Nawidemak is known from the wall relief of her burial chamber at (Bar. 6), which shows her wearing the royal coat, sash and tasselled cord; these elements are more commonly shown with male rulers of Kush. Both the fastening knot on her coat, and on the cord feature a couchant animal, which is another symbol of royalty. This symbol makes its latest appearance in Nawidemak's relief, having been used in Kushite designs since the 3rd century BC. In the relief, she wears the crown of Osiris on her head.

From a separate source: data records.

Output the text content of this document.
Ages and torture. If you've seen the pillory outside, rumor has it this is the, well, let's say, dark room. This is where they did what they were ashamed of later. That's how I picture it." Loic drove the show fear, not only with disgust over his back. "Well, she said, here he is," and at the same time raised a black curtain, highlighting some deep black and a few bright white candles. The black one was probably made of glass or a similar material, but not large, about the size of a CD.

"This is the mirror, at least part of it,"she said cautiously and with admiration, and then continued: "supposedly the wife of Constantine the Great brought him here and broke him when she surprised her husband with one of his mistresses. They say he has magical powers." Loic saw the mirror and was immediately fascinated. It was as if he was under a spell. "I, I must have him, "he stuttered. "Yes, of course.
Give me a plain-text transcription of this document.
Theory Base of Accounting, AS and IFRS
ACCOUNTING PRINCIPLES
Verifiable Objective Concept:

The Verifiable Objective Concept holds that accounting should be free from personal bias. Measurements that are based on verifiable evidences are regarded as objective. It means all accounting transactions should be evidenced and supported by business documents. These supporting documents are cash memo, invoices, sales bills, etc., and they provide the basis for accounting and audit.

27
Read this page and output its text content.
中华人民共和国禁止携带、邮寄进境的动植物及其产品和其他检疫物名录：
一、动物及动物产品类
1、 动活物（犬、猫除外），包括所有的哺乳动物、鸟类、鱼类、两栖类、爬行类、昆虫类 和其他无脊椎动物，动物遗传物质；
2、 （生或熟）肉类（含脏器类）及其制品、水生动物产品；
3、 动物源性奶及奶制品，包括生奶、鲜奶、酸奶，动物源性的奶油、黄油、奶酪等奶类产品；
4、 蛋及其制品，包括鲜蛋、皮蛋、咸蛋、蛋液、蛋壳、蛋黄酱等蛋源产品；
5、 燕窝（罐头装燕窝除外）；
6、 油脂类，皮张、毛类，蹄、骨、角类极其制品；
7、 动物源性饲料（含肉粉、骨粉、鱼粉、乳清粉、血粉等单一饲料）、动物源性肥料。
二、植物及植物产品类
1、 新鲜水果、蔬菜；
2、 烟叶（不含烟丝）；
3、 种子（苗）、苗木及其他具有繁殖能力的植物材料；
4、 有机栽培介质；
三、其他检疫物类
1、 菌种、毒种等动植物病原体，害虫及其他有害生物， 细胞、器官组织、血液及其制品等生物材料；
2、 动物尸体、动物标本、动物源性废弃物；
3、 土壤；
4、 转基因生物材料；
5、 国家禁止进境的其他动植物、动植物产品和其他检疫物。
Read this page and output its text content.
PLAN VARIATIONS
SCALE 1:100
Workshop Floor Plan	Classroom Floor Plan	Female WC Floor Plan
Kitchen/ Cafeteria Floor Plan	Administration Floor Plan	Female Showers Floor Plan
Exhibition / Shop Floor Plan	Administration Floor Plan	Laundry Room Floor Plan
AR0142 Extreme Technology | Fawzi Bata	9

On the northern wall of the chamber, Nawidemak is shown with a long skirt and with bare breasts, which is symbolic of her fertility and as the mother of another ruler. A gold tablet referring to Nawidemak is included in the collection of the Allen Memorial Art Museum in Oberlin, Ohio. Nawidemak is assumed to have been the mother of Amanikhabale; if true, Amanikhabale was likely her direct successor on the throne.'

Because her pyramid was built at Gebel Barkal, instead of Meroe as was customary at the time, there may have been a change of dynasty at this time.

Nawidemak was a female ruler of Kush, known as a kandake. These rulers are each referred to in the New Testament of the Bible, without differentiation between them. Based on the idea that she ruled during the 1st Century AD, Nawidemak is thought to be the Kandake referred to in the eighth chapter of the Acts of the Apostles, whose treasurer was converted to Christianity by Philip the Evangelist.